Reddit user (opens in new tab) Ascendance 22 purchased a prototype GeForce 20 series graphics card on eBay branded “GTX”. As you can see in the GPU-Z image, the GeForce GTX 2080 sample looks like his GeForce RTX 2080 with the same Nvidia Founders Edition cooler and his TU104 die. But apparently Nvidia has disabled the RT cores on this prototype, with his GTX badge on the GPU and no ‘GeForce RTX 2080’ badge on the front.
Purchased by a Reddit user GeForce GTX 2080 on eBay (opens in new tab) — Nobody knows what you were doing on eBay in the first place. But it’s fair to say that it’s very rare to see such a prototype in the wild, and usually he’s always kept secret by Nvidia. An eBay merchant sells these GeForce GTX 2080s for $359.95 each as GeForce RTX 2080 engineering samples.
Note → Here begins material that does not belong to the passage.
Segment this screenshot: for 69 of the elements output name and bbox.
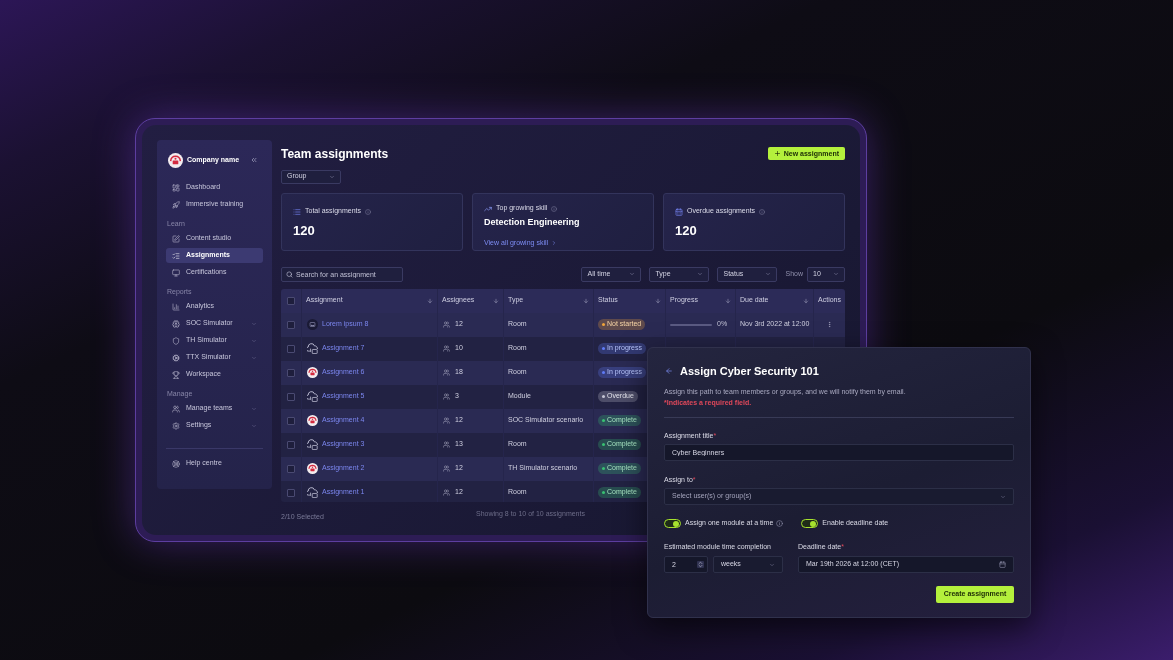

There were early rumors that Nvidia was considering launching his GeForce GTX 1180, so this his GeForce GTX 2080 could be the Turing graphics card that never made it to market.
The mysterious GPU appears to be a GeForce RTX 2080 variant. Redditor has uploaded the firmware Tech Power Up (opens in new tab) The website detected my graphics card as a GeForce RTX 2080. Additionally, Redditor’s 3DMark TimeSpy results are nearly identical to the performance of his standard RTX 2080 graphics card. So it’s definitely a prototype of the RTX 2080.
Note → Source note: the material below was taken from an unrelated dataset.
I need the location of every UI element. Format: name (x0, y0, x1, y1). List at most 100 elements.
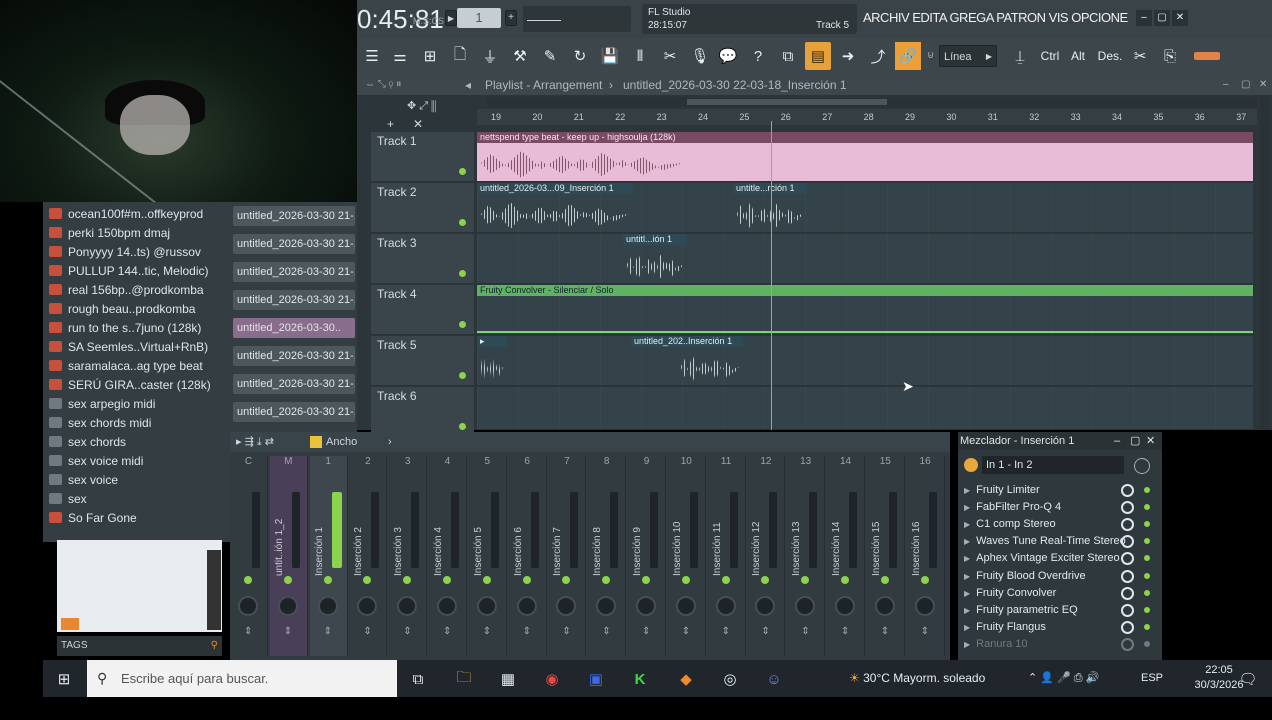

This prototype proves that Nvidia was looking beyond the GTX 1660 Ti to launch a GTX lineup of Turing-based cards. From Nvidia’s point of view, it certainly makes sense. At the time the RTX 20 series debuted, Nvidia’s Turing-based architecture with hardware-accelerated ray tracing cores was cutting-edge technology never before seen in the consumer market.
As a result, Nvidia’s support for new tech was completely lacking, and gamers had little incentive to buy tech that was only available for months or years. The same was true of his DLSS technology from Nvidia, which first appeared in the RTX 20 series. The image quality was poor at the time, and the game lacked support as did Ray’s tracing on the first day.
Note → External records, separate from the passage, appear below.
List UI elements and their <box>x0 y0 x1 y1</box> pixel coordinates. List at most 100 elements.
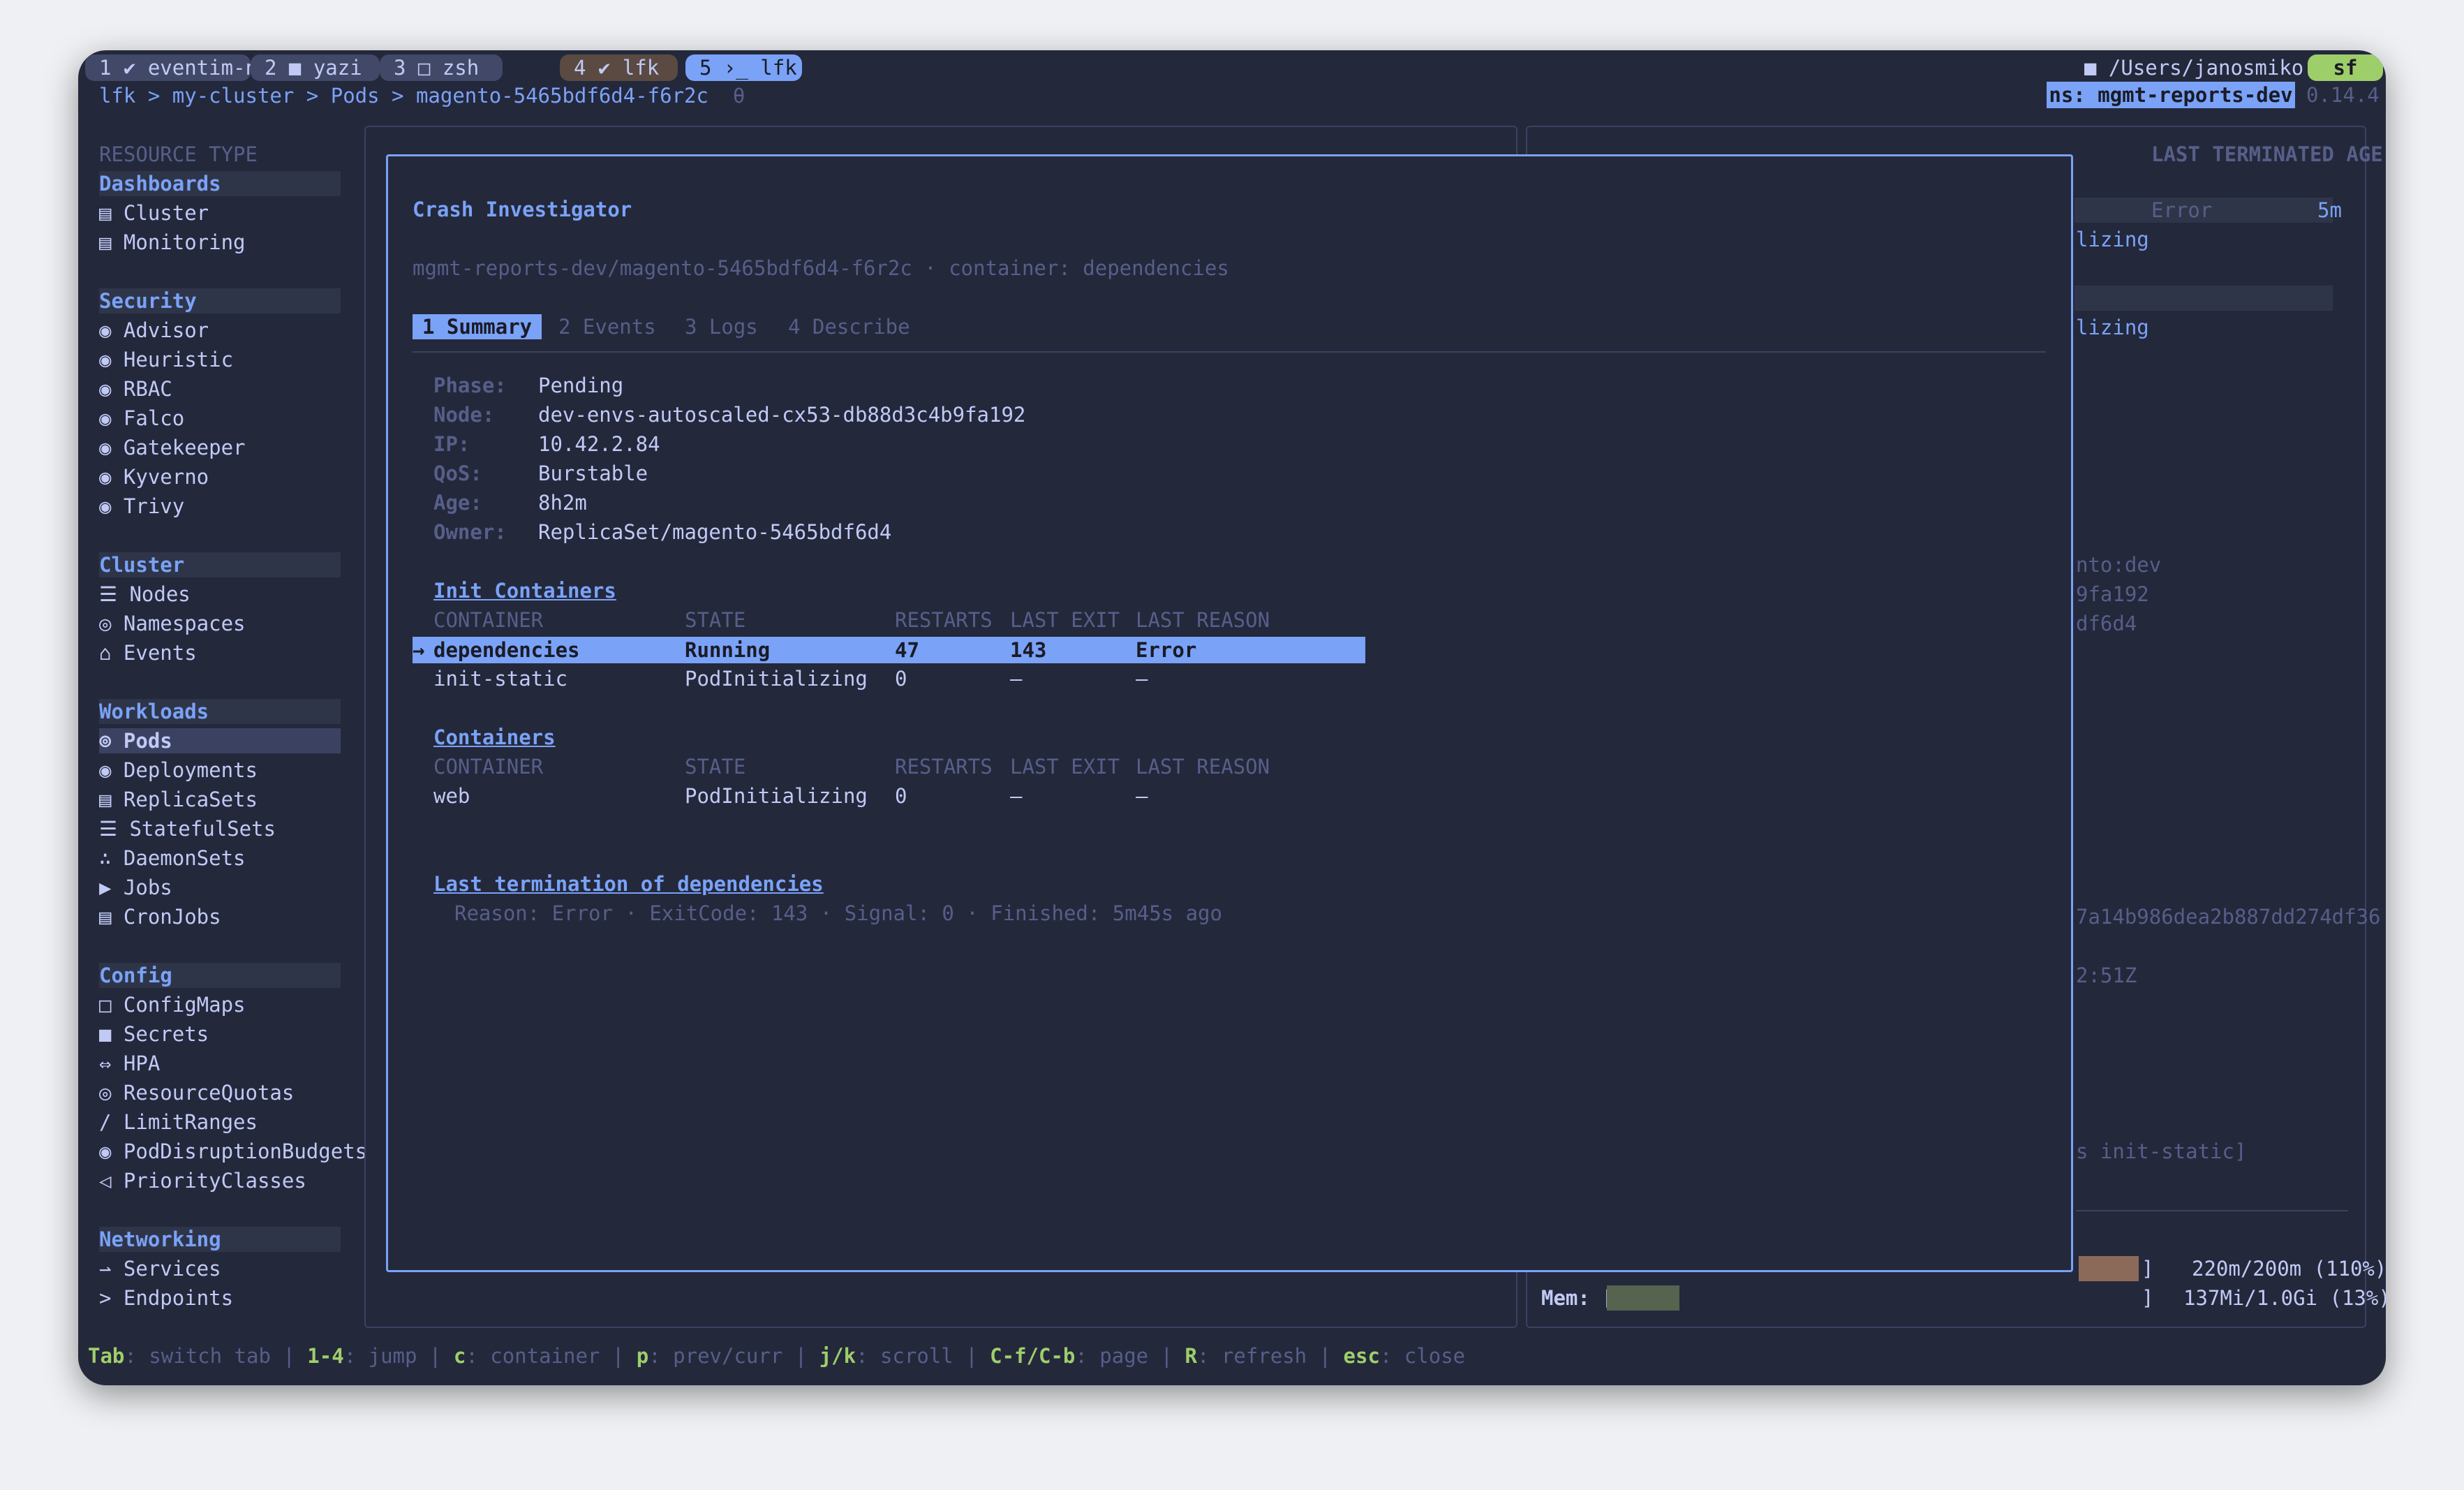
field-key-ip: IP: <box>433 432 470 456</box>
cell-last-exit: — <box>1010 784 1023 808</box>
sidebar-item-hpa[interactable]: ⇔ HPA <box>99 1051 160 1076</box>
tmux-tab-2[interactable]: 2 ■ yazi <box>251 54 380 81</box>
tmux-tab-1[interactable]: 1 ✔ eventim-note <box>85 54 294 81</box>
sidebar-item-kyverno[interactable]: ◉ Kyverno <box>99 464 209 489</box>
hint-desc: : scroll <box>856 1344 953 1368</box>
sidebar-item-replicasets[interactable]: ▤ ReplicaSets <box>99 787 258 812</box>
session-badge: sf <box>2308 54 2383 81</box>
field-value-qos: Burstable <box>538 462 648 485</box>
sidebar-item-limitranges[interactable]: ∕ LimitRanges <box>99 1109 258 1135</box>
hint-desc: : refresh <box>1197 1344 1307 1368</box>
details-line: lizing <box>2076 228 2149 251</box>
sidebar-item-events[interactable]: ⌂ Events <box>99 640 197 665</box>
sidebar-item-trivy[interactable]: ◉ Trivy <box>99 494 184 519</box>
sidebar-group-workloads[interactable]: Workloads <box>99 699 341 724</box>
sidebar-group-cluster[interactable]: Cluster <box>99 552 341 577</box>
tab-describe[interactable]: 4 Describe <box>788 314 910 339</box>
sidebar-item-cronjobs[interactable]: ▤ CronJobs <box>99 904 221 929</box>
sidebar-item-heuristic[interactable]: ◉ Heuristic <box>99 347 233 372</box>
sidebar-item-services[interactable]: ⇀ Services <box>99 1256 221 1281</box>
tmux-tab-5-active[interactable]: 5 ›_ lfk <box>685 54 802 81</box>
cell-container: web <box>433 784 470 808</box>
tab-events[interactable]: 2 Events <box>558 314 656 339</box>
hint-desc: : jump <box>343 1344 417 1368</box>
sidebar-item-nodes[interactable]: ☰ Nodes <box>99 582 191 607</box>
field-value-age: 8h2m <box>538 491 587 515</box>
column-header-container: CONTAINER <box>433 755 544 779</box>
column-header-restarts: RESTARTS <box>895 608 993 632</box>
terminal-window: 1 ✔ eventim-note 2 ■ yazi 3 □ zsh 4 ✔ lf… <box>78 50 2386 1385</box>
hint-key: esc <box>1343 1344 1380 1368</box>
hint-key: c <box>453 1344 466 1368</box>
breadcrumb-text: lfk > my-cluster > Pods > magento-5465bd… <box>99 84 708 108</box>
details-line: df6d4 <box>2076 612 2137 635</box>
modal-title: Crash Investigator <box>413 198 632 221</box>
column-header-state: STATE <box>685 608 746 632</box>
cell-restarts: 0 <box>895 667 907 691</box>
cell-last-reason: — <box>1136 784 1148 808</box>
cell-state: Running <box>685 638 771 662</box>
tmux-tab-4[interactable]: 4 ✔ lfk <box>560 54 678 81</box>
cell-state: PodInitializing <box>685 784 868 808</box>
sidebar-item-resourcequotas[interactable]: ◎ ResourceQuotas <box>99 1080 294 1105</box>
sidebar-item-poddisruptionbudgets[interactable]: ◉ PodDisruptionBudgets <box>99 1139 367 1164</box>
sidebar-item-deployments[interactable]: ◉ Deployments <box>99 758 258 783</box>
hint-key: 1-4 <box>307 1344 344 1368</box>
tab-summary[interactable]: 1 Summary <box>413 314 542 339</box>
sidebar-item-pods-selected[interactable]: ⊚ Pods <box>99 728 341 753</box>
sidebar-item-namespaces[interactable]: ◎ Namespaces <box>99 611 246 636</box>
cell-restarts: 47 <box>895 638 919 662</box>
hint-desc: : switch tab <box>124 1344 271 1368</box>
sidebar-group-dashboards[interactable]: Dashboards <box>99 171 341 196</box>
details-line: s init-static] <box>2076 1139 2247 1163</box>
sidebar-item-rbac[interactable]: ◉ RBAC <box>99 376 172 401</box>
sidebar-item-endpoints[interactable]: > Endpoints <box>99 1285 233 1311</box>
sidebar-item-secrets[interactable]: ■ Secrets <box>99 1021 209 1047</box>
sidebar-group-config[interactable]: Config <box>99 963 341 988</box>
mem-usage-value: 137Mi/1.0Gi (13%) <box>2183 1286 2386 1310</box>
mem-gauge-fill <box>1607 1285 1679 1311</box>
cell-last-reason: Error <box>1136 638 1197 662</box>
field-value-ip: 10.42.2.84 <box>538 432 660 456</box>
mem-gauge-bracket: ] <box>2142 1286 2154 1310</box>
cpu-gauge-fill <box>2079 1256 2139 1281</box>
sidebar-item-configmaps[interactable]: □ ConfigMaps <box>99 992 246 1017</box>
hint-key: j/k <box>819 1344 856 1368</box>
sidebar-item-falco[interactable]: ◉ Falco <box>99 406 184 431</box>
details-line: 7a14b986dea2b887dd274df36 <box>2076 905 2381 929</box>
column-header-last-exit: LAST EXIT <box>1010 608 1120 632</box>
sidebar-group-security[interactable]: Security <box>99 288 341 314</box>
tab-label: 3 □ zsh <box>394 56 480 80</box>
sidebar-item-gatekeeper[interactable]: ◉ Gatekeeper <box>99 435 246 460</box>
sidebar-item-cluster-dashboard[interactable]: ▤ Cluster <box>99 200 209 226</box>
sidebar-item-monitoring[interactable]: ▤ Monitoring <box>99 230 246 255</box>
row-selection-arrow: → <box>413 638 425 662</box>
sidebar-item-statefulsets[interactable]: ☰ StatefulSets <box>99 816 276 841</box>
details-line: 2:51Z <box>2076 964 2137 987</box>
tab-label: 4 ✔ lfk <box>574 56 660 80</box>
sidebar-item-advisor[interactable]: ◉ Advisor <box>99 318 209 343</box>
init-containers-title: Init Containers <box>433 579 616 603</box>
table-row-selected[interactable]: → dependencies Running 47 143 Error <box>413 637 1365 663</box>
sidebar-item-jobs[interactable]: ▶ Jobs <box>99 875 172 900</box>
sidebar-group-networking[interactable]: Networking <box>99 1227 341 1252</box>
tab-logs[interactable]: 3 Logs <box>685 314 758 339</box>
tmux-tab-3[interactable]: 3 □ zsh <box>380 54 503 81</box>
tab-label: 5 ›_ lfk <box>699 56 797 80</box>
details-divider <box>2076 1210 2348 1211</box>
hint-key: R <box>1185 1344 1197 1368</box>
sidebar-item-priorityclasses[interactable]: ◁ PriorityClasses <box>99 1168 306 1193</box>
last-termination-title: Last termination of dependencies <box>433 872 824 896</box>
sidebar-item-daemonsets[interactable]: ∴ DaemonSets <box>99 846 246 871</box>
hint-desc: : page <box>1075 1344 1149 1368</box>
namespace-badge[interactable]: ns: mgmt-reports-dev <box>2047 82 2295 108</box>
tab-label: 2 ■ yazi <box>265 56 362 80</box>
hint-key: Tab <box>88 1344 125 1368</box>
field-value-node: dev-envs-autoscaled-cx53-db88d3c4b9fa192 <box>538 403 1026 427</box>
details-column-header: LAST TERMINATED AGE <box>2151 142 2383 166</box>
app-version: 0.14.4 <box>2306 83 2380 107</box>
cell-restarts: 0 <box>895 784 907 808</box>
sidebar-header: RESOURCE TYPE <box>99 142 258 166</box>
breadcrumb: lfk > my-cluster > Pods > magento-5465bd… <box>99 83 745 108</box>
column-header-last-reason: LAST REASON <box>1136 755 1270 779</box>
If Nvidia expands its full GTX 16-series lineup to xx80-series GPUs, this strategy will allow gamers to choose whether they want ray tracing technology or not. Additionally, this could be a potential business opportunity for his Nvidia. That’s because the company was able to acquire a defective Turing die with a rotten RT core and completely disable it against its GTX 20 series counterpart.
This way, consumers can get Turing graphics cards at a lower price point and retain all the architectural enhancements that Turing offers over Pascal. Unfortunately, it didn’t happen, much to the dismay of many gamers. But this prototype gives us a clue that Nvidia was at least thinking about the whole “RTXless” lineup for the Turing generation.